Spivak includes this exercise in a section of the book that precedes the definitions of functions and continuity. He gives a hint for solving it simply from the definition of compactness, and using a previous result, that the distance between a closed set and a single point in its complement is positive. That result follows immediately from the fact that the complement of a closed set is open, and a point in an open set in $\Bbb R^n$ has a ball around it that's contained in the open set.

Anyway, here's a proof, using Spivak's hint: for every $x$ in our compact set $B$, we have a distance $d_x$ so that $\|x-y\|>2d_x$ for all $y$ in our closed set $A$. Let $U_x$ be the ball of radius $d_x$ centered at $x$. Doing this for every $x\in B$, we obtain an open cover. This open cover has the property that, for each $x$, every point in $U_x\cap B$ has distance at least $d_x$ from $A$. (Triangle inequality)

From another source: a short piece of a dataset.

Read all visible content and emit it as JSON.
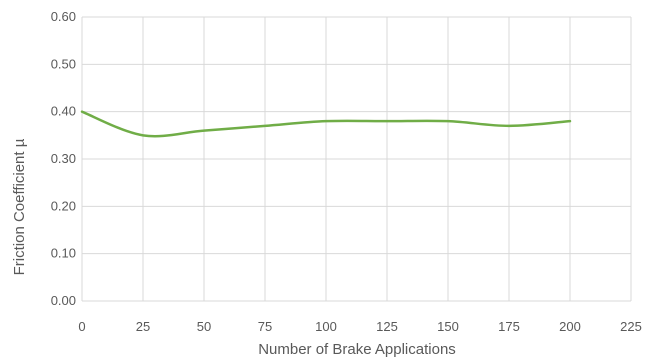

Since $B$ is compact, the open cover $\{U_x\mid x\in B\}$ admits a finite subcover: $\{U_{x_i}\mid i=1,\ldots,n\}$. Let $d=\min\{d_{x_i}\}_{i=1\ldots n}$. This positive number satisfies the requirement that $\|x-y\|>d$ for all $x\in B, y\in A$.

Answer 3

The counter-example fails as the set $A$ contains $0$ so $A \cap B \ne \emptyset$. I had overlooked this fact for some reason.